4. L’appropriation citoyenne de la transition

La participation de la société civile est l’un des ressorts majeurs de la modernisation écologique de nos sociétés. Mais en saisir les enjeux impose de dépasser l’évocation des impacts sociaux de la transition écologique et énergétique pour mettre en évidence la capacité d’appropriation citoyenne de pratiques de consommation plus sobres comme la capacité de décision et de critique de la société civile et tout particulièrement des citoyen·ne·s : responsabilités par rapport aux générations futures et aux générations actuelles qui partagent la même planète ; prise en compte des risques, de la réalité internationale et de la globalisation des enjeux, de la diversité des territoires et des formes de vie dans lesquels ancrer les politiques de transition ; attention aux questions quotidiennes et immédiates (les prix, la précarité, les nuisances et les injustices environnementales ordinaires) en les reliant aux préoccupations à long terme. Ainsi, les multiples initiatives citoyennes pour la transition écologique et énergétique pointent vers les questions de la sobriété et de l’éthique des besoins, vers les conditions et les indicateurs d’une vie heureuse, et vers les manières d’en délibérer collectivement du local au global. Elles valorisent les démarches croisant le savoir venant de l’action, le savoir venant de l’existence et le savoir venant de l’objectivation scientifique. Le programme de recherche interrogera les expérimentations citoyennes quant à leurs capacités à inventer d’autres formes de redistribution, à leurs effets en termes de justice sociale. Il invitera à réfléchir à la pertinence de rythmes différentielsde transition en fonction des catégories d’acteurs, à considérer les fondements démocratiques par lesquels ces rythmes différentiels pourraient être construits, articulés, légitimés, à examiner les formes de participation les plus aptes à activer des capacités d’action sur les territoires, notamment pour les acteurs les plus démunis, et des responsabilités d’action, notamment pour les plus aisés, tout en les laissant libres de choisir leur vie.
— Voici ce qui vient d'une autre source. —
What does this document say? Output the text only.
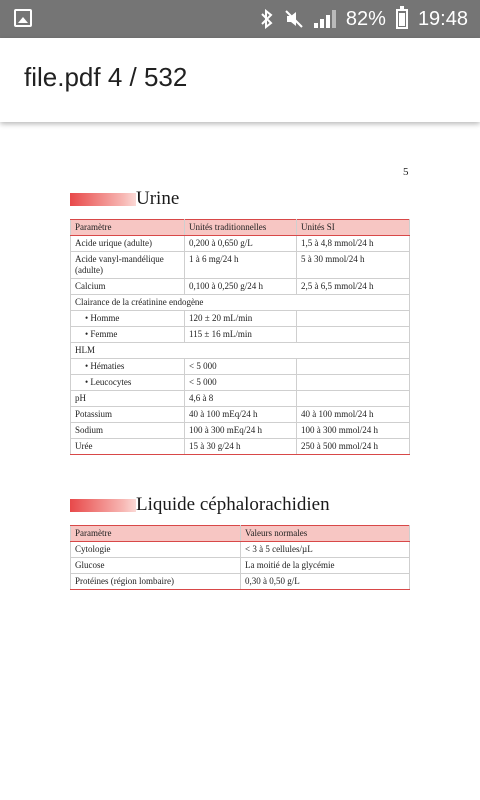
82% 19:48
file.pdf 4 / 532
5
Urine
Paramètre	Unités traditionnelles	Unités SI
Acide urique (adulte)	0,200 à 0,650 g/L	1,5 à 4,8 mmol/24 h
Acide vanyl-mandélique (adulte)	1 à 6 mg/24 h	5 à 30 mmol/24 h
Calcium	0,100 à 0,250 g/24 h	2,5 à 6,5 mmol/24 h
Clairance de la créatinine endogène		
• Homme	120 ± 20 mL/min	
• Femme	115 ± 16 mL/min	
HLM		
• Hématies	< 5 000	
• Leucocytes	< 5 000	
pH	4,6 à 8	
Potassium	40 à 100 mEq/24 h	40 à 100 mmol/24 h
Sodium	100 à 300 mEq/24 h	100 à 300 mmol/24 h
Urée	15 à 30 g/24 h	250 à 500 mmol/24 h
Liquide céphalorachidien
Paramètre	Valeurs normales
Cytologie	< 3 à 5 cellules/µL
Glucose	La moitié de la glycémie
Protéines (région lombaire)	0,30 à 0,50 g/L
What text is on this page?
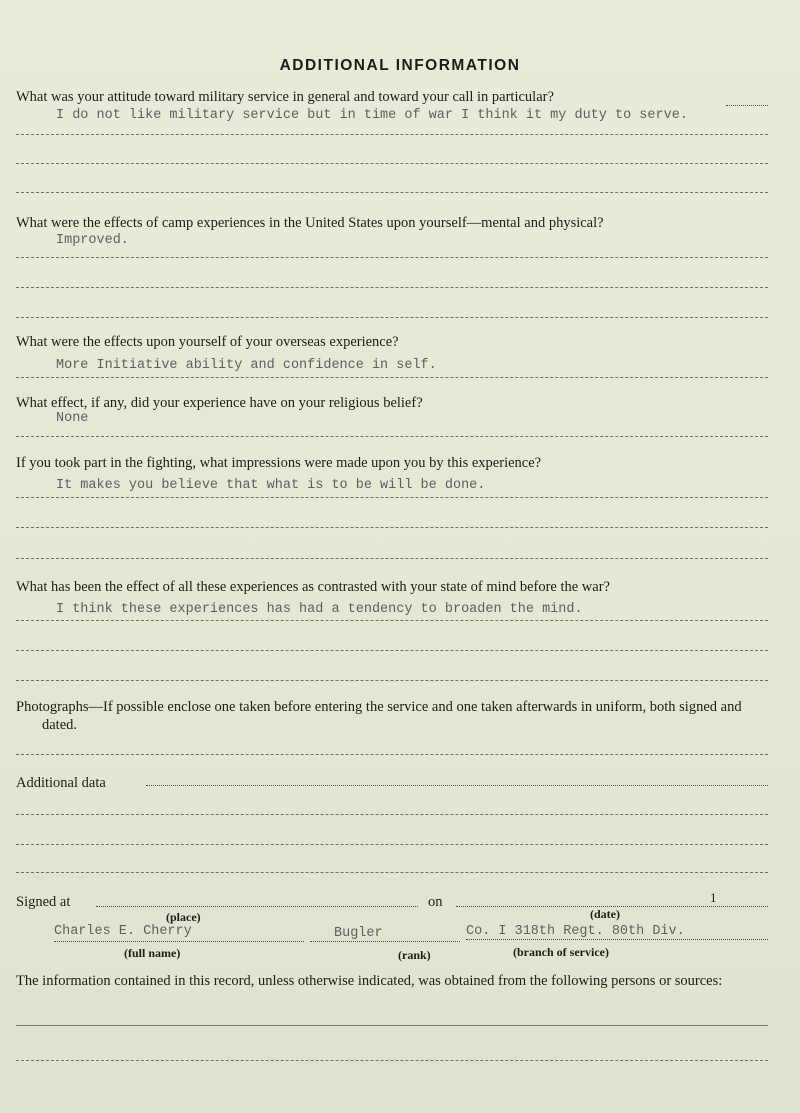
ADDITIONAL INFORMATION
What was your attitude toward military service in general and toward your call in particular?
I do not like military service but in time of war I think it my duty to serve.
What were the effects of camp experiences in the United States upon yourself—mental and physical?
Improved.
What were the effects upon yourself of your overseas experience?
More Initiative ability and confidence in self.
What effect, if any, did your experience have on your religious belief?
None
If you took part in the fighting, what impressions were made upon you by this experience?
It makes you believe that what is to be will be done.
What has been the effect of all these experiences as contrasted with your state of mind before the war?
I think these experiences has had a tendency to broaden the mind.
Photographs—If possible enclose one taken before entering the service and one taken afterwards in uniform, both signed and dated.
Additional data
Signed at	on	1
(place)	(date)
Charles E. Cherry	Bugler	Co. I 318th Regt. 80th Div.
(full name)	(rank)	(branch of service)
The information contained in this record, unless otherwise indicated, was obtained from the following persons or sources:
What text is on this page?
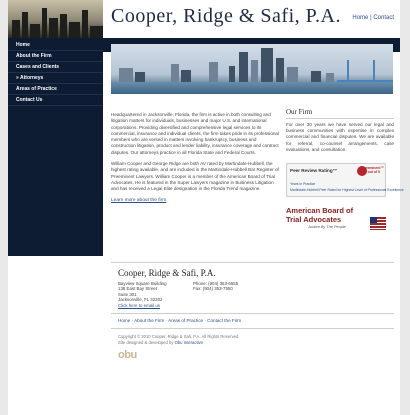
Cooper, Ridge & Safi, P.A. Home | Contact
Home
About the Firm
Cases and Clients
» Attorneys
Areas of Practice
Contact Us

Headquartered in Jacksonville, Florida, the firm is active in both consulting and litigation matters for individuals, businesses and major U.S. and international corporations. Providing diversified and comprehensive legal services to its commercial, insurance and individual clients, the firm takes pride in its professional members who are versed in matters involving bankruptcy, business and construction litigation, product and lender liability, insurance coverage and contract disputes. Our attorneys practice in all Florida State and Federal Courts.

William Cooper and George Ridge are both AV rated by Martindale-Hubbell, the highest rating available, and are included in the Martindale-Hubbell Bar Register of Preeminent Lawyers. William Cooper is a member of the American Board of Trial Advocates. He is featured in the Super Lawyers magazine in Business Litigation and has received a Legal Elite designation in the Florida Trend magazine.

Learn more about the firm
Our Firm
For over 30 years we have served our legal and business communities with expertise in complex commercial and financial disputes. We are available for referral, co-counsel arrangements, case evaluations, and consultation.
Peer Review Rating™	Preeminent™ 5.0 out of 5
Years in Practice
Martindale-Hubbell Peer Rated for Highest Level of Professional Excellence
American Board of
Trial Advocates
Justice By The People
Cooper, Ridge & Safi, P.A.
Bayview Square Building
136 East Bay Street
Suite 301
Jacksonville, FL 32202
Click here to email us
Phone: (904) 353-6555
Fax: (904) 353-7550
Home · About the Firm · Areas of Practice · Contact the Firm
Copyright © 2010 Cooper, Ridge & Safi, P.A. All Rights Reserved.
Site designed & developed by Obu Interactive
obu
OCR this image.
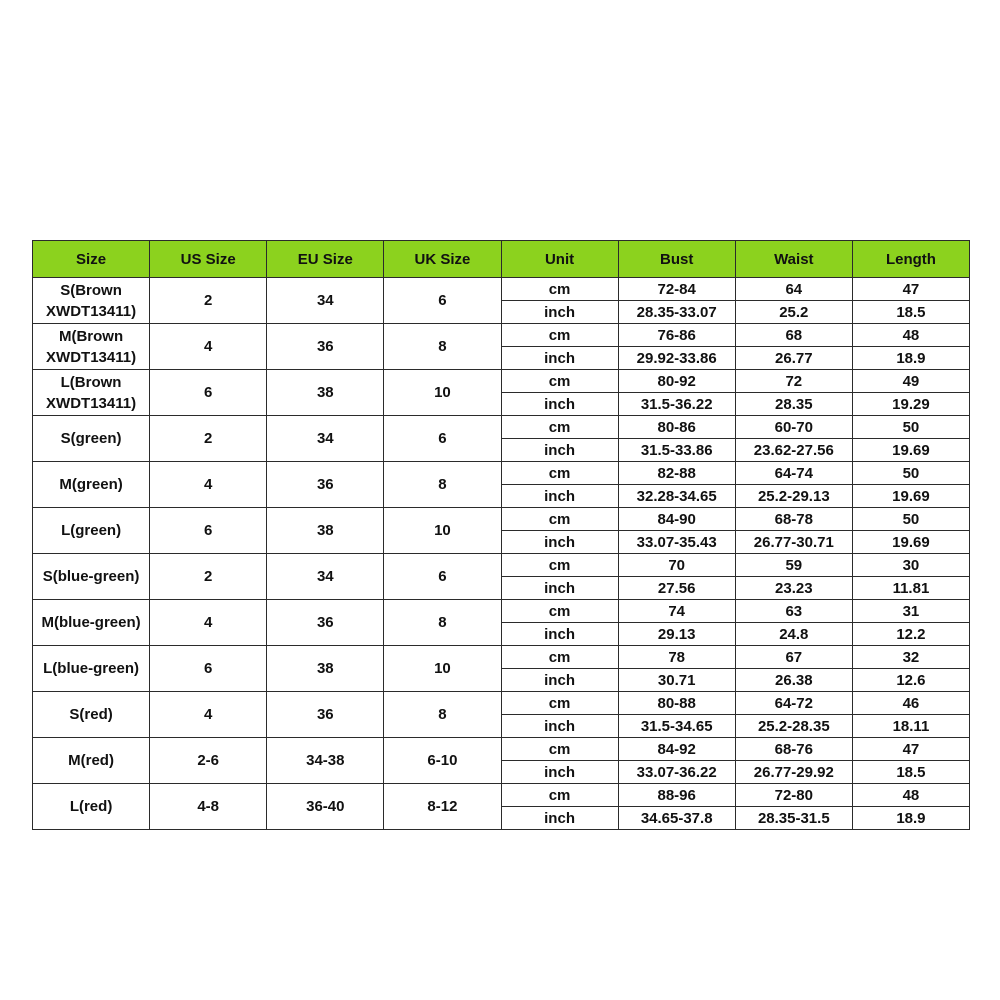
Size	US Size	EU Size	UK Size	Unit	Bust	Waist	Length
S(Brown XWDT13411)	2	34	6	cm	72-84	64	47
				inch	28.35-33.07	25.2	18.5
M(Brown XWDT13411)	4	36	8	cm	76-86	68	48
				inch	29.92-33.86	26.77	18.9
L(Brown XWDT13411)	6	38	10	cm	80-92	72	49
				inch	31.5-36.22	28.35	19.29
S(green)	2	34	6	cm	80-86	60-70	50
				inch	31.5-33.86	23.62-27.56	19.69
M(green)	4	36	8	cm	82-88	64-74	50
				inch	32.28-34.65	25.2-29.13	19.69
L(green)	6	38	10	cm	84-90	68-78	50
				inch	33.07-35.43	26.77-30.71	19.69
S(blue-green)	2	34	6	cm	70	59	30
				inch	27.56	23.23	11.81
M(blue-green)	4	36	8	cm	74	63	31
				inch	29.13	24.8	12.2
L(blue-green)	6	38	10	cm	78	67	32
				inch	30.71	26.38	12.6
S(red)	4	36	8	cm	80-88	64-72	46
				inch	31.5-34.65	25.2-28.35	18.11
M(red)	2-6	34-38	6-10	cm	84-92	68-76	47
				inch	33.07-36.22	26.77-29.92	18.5
L(red)	4-8	36-40	8-12	cm	88-96	72-80	48
				inch	34.65-37.8	28.35-31.5	18.9
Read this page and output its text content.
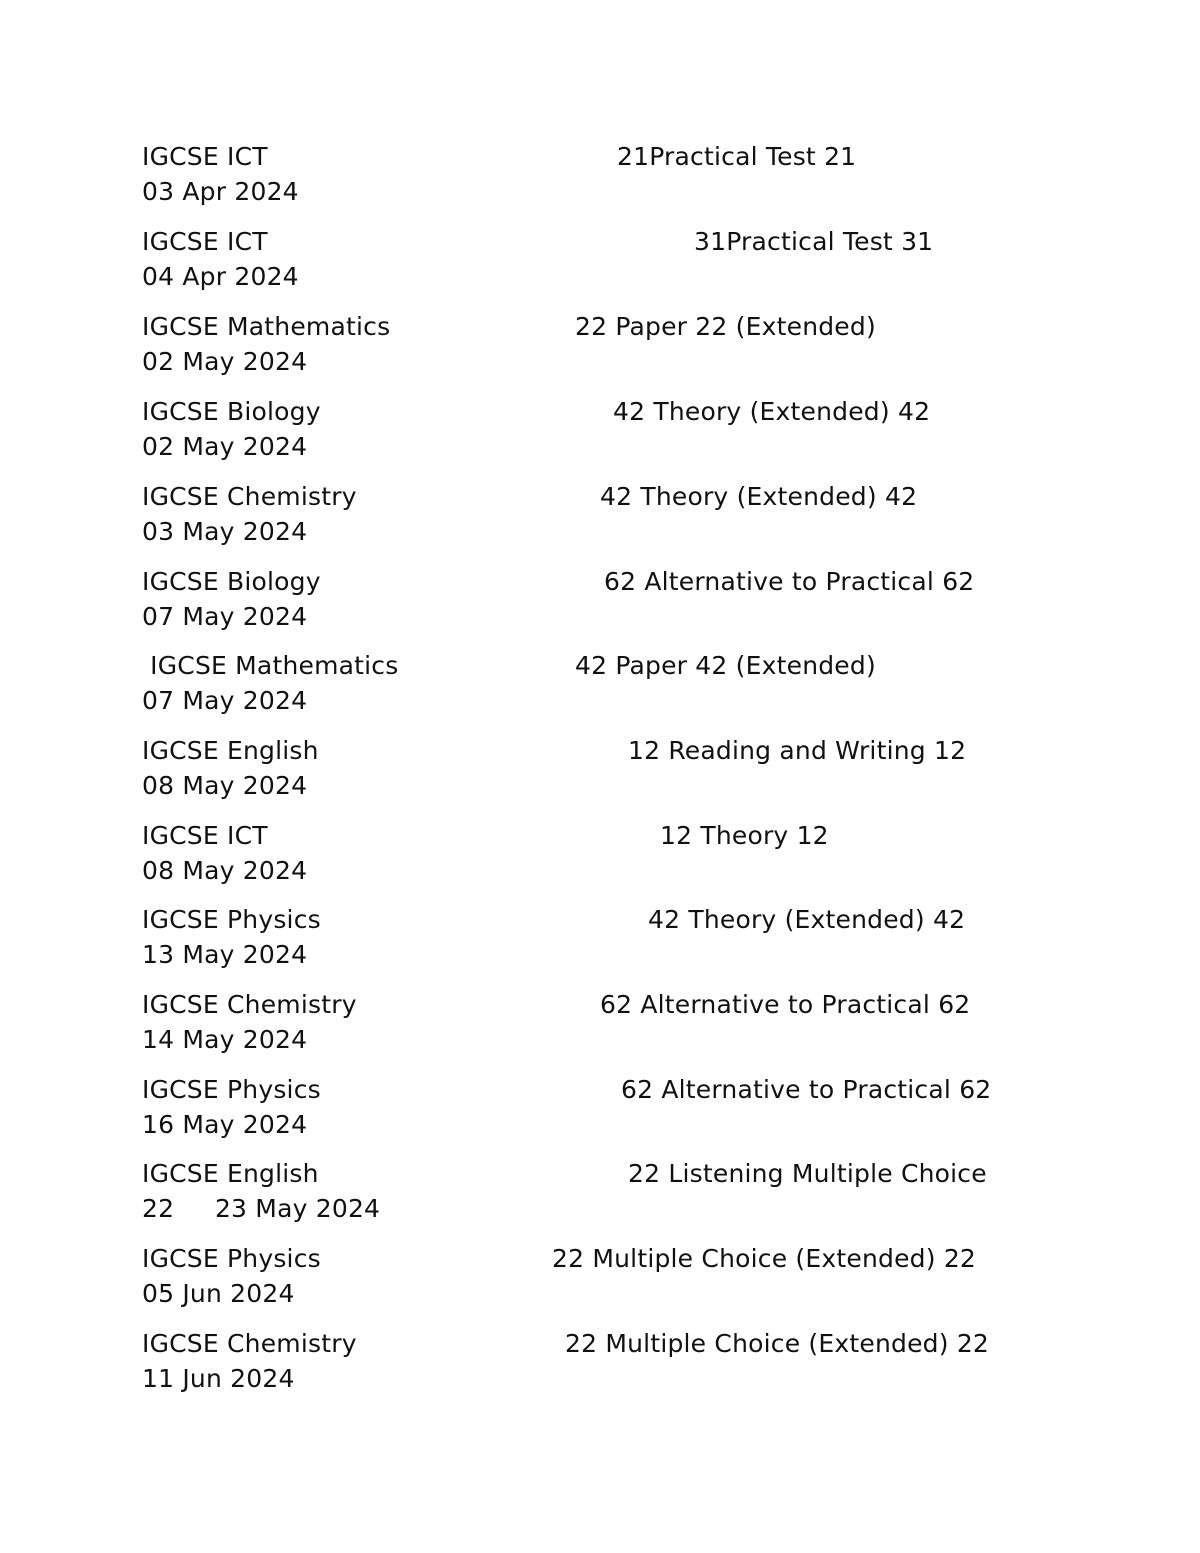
IGCSE ICT	21Practical Test 21
03 Apr 2024
IGCSE ICT	31Practical Test 31
04 Apr 2024
IGCSE Mathematics	22 Paper 22 (Extended)
02 May 2024
IGCSE Biology	42 Theory (Extended) 42
02 May 2024
IGCSE Chemistry	42 Theory (Extended) 42
03 May 2024
IGCSE Biology	62 Alternative to Practical 62
07 May 2024
IGCSE Mathematics	42 Paper 42 (Extended)
07 May 2024
IGCSE English	12 Reading and Writing 12
08 May 2024
IGCSE ICT	12 Theory 12
08 May 2024
IGCSE Physics	42 Theory (Extended) 42
13 May 2024
IGCSE Chemistry	62 Alternative to Practical 62
14 May 2024
IGCSE Physics	62 Alternative to Practical 62
16 May 2024
IGCSE English	22 Listening Multiple Choice
22     23 May 2024
IGCSE Physics	22 Multiple Choice (Extended) 22
05 Jun 2024
IGCSE Chemistry	22 Multiple Choice (Extended) 22
11 Jun 2024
5. La citoyenneté environnementale

Quand elles mettent en œuvre des incitations pour réorienter les comportements, quand elles font appel à des valeurs altruistes et à la responsabilité des citoyen·ne·s pour transformer leurs habitudes de consommation, quand elles modifient l’architecture des choix pour transformer silencieusement les pratiques, quand elles cherchent à limiter les impacts de ces dernières par des sanctions pratiques et économiques, ou quand elles élargissent la communauté morale et politique à de nouvelles entités, les politiques publiques ne mobilisent pas la même conception du citoyen environnemental, acteur de nouvelles solutions et destinataire de l’action publique pour la transition écologique et énergétique. De plus, « penser globalement et agir localement », l’adage classique de l’agir environnemental, altruiste, paternaliste ou utilitariste, est lui-même mis à mal par la vision systémique des grands équilibres écologiques conduisant trop souvent à un catastrophisme éclairé, faisant douter de la capacité des projets citoyens locaux à éviter la catastrophe annoncée au niveau planétaire, et pouvant conduire à un sentiment d’impuissance face à l’ampleur des défis et à la lenteur des changements collectifs. Au contraire, l’engagement de collectifs de la société civile pour améliorer et transformer leur environnement, instaure l’écologie en ressource commune et institue conjointement des communautés de pratiquesarticulant fortement l’agir environnemental aux trois dimensions qui définissent les communs : une ressource partagée ; un régime collectif d’usage de la ressource définissant des droits et des obligations ; un mode de gouvernance de cette communauté d’usage. Le programme de recherche permettra d’approfondir ces paradoxes d’un agir environnemental qui ouvrent à différentes conceptions de la citoyenneté écologique et de la place de la politique dans les choix pour une transition écologique et énergétique, entre inéluctabilité d’un changement radical des modes de vie dans les pays industrialisés et possibilité d’un débat démocratique sur le monde commun à habiter ici et maintenant et à léguer aux générations futures. Il approfondira également les enjeux d’une articulation de la démocratie du faire, de la gestion des communs et de la délibération sur les choix collectifs.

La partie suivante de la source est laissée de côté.